Bisnis.com says that plans to salvage and restart grounded PT Mandala Airlines may unravel if due diligence tests now being conducted on the airlines shows the company to be non-viable.
According to press reports, the due diligence examination process is nearly half-completed in an eventual deal that would see Indonesia’s Saratoga Capital acquire 51% of Mandala and Tiger Airways 33%.
The corporate secretary of Saratoga Capital, Devin Wirawan, warned that if the financial review determined the airline was financially or ooperationally non-viable, his company would withdraw for the project.
“We must calculate first; this is done via a due diligence study that is half-completed. If it is shown that Mandala is (too) difficult to be salvaged, we will withdraw and not invest,” explained Wirawan.
Devin explained that a decision to withdraw would occur if the due diligence revealed unexpected levels of debts and obligations that would find make establishing a new airline a better option.
Mandala Airlines ceased operations on January 13, 2011.
Wirawan, however, was quick to add: “From the due diligence process, which is 50% completed, show the results are positive. So far, Mandala is fit to retain, we’ve yet to find a major problem. It’s still O.K..”

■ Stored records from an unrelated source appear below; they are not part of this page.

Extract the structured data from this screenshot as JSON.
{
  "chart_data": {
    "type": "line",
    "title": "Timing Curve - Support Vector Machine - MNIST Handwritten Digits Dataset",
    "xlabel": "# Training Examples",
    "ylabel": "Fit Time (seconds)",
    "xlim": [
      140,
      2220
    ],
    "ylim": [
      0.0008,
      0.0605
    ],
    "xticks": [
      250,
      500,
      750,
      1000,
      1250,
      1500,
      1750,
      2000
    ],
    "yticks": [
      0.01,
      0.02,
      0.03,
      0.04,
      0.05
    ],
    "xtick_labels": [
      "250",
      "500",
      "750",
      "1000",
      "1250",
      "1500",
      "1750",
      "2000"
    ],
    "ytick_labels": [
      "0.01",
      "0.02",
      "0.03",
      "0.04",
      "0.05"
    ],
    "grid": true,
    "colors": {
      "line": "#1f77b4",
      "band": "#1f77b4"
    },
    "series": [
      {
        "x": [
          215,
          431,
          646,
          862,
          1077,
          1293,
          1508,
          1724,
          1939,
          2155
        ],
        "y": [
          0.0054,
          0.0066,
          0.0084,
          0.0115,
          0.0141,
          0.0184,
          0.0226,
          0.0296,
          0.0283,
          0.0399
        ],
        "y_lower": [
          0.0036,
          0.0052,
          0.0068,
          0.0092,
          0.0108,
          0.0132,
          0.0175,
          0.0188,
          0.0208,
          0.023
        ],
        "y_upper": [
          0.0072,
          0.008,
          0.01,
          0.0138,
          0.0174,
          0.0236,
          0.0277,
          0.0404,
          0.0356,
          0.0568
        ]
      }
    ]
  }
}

The due diligence process reviews finances, company infrastructure, management and resources.
Adding another layer of complication to Mandala’s recovery plans are problems that emerged last week surrounding candidate investor Tiger Airways. The Singapore-owned company’s Australian subsidiary was grounded for safety violations, forcing the resignation of the Australian airline’s CEO and a 20% drop in the Tiger Airways stock price.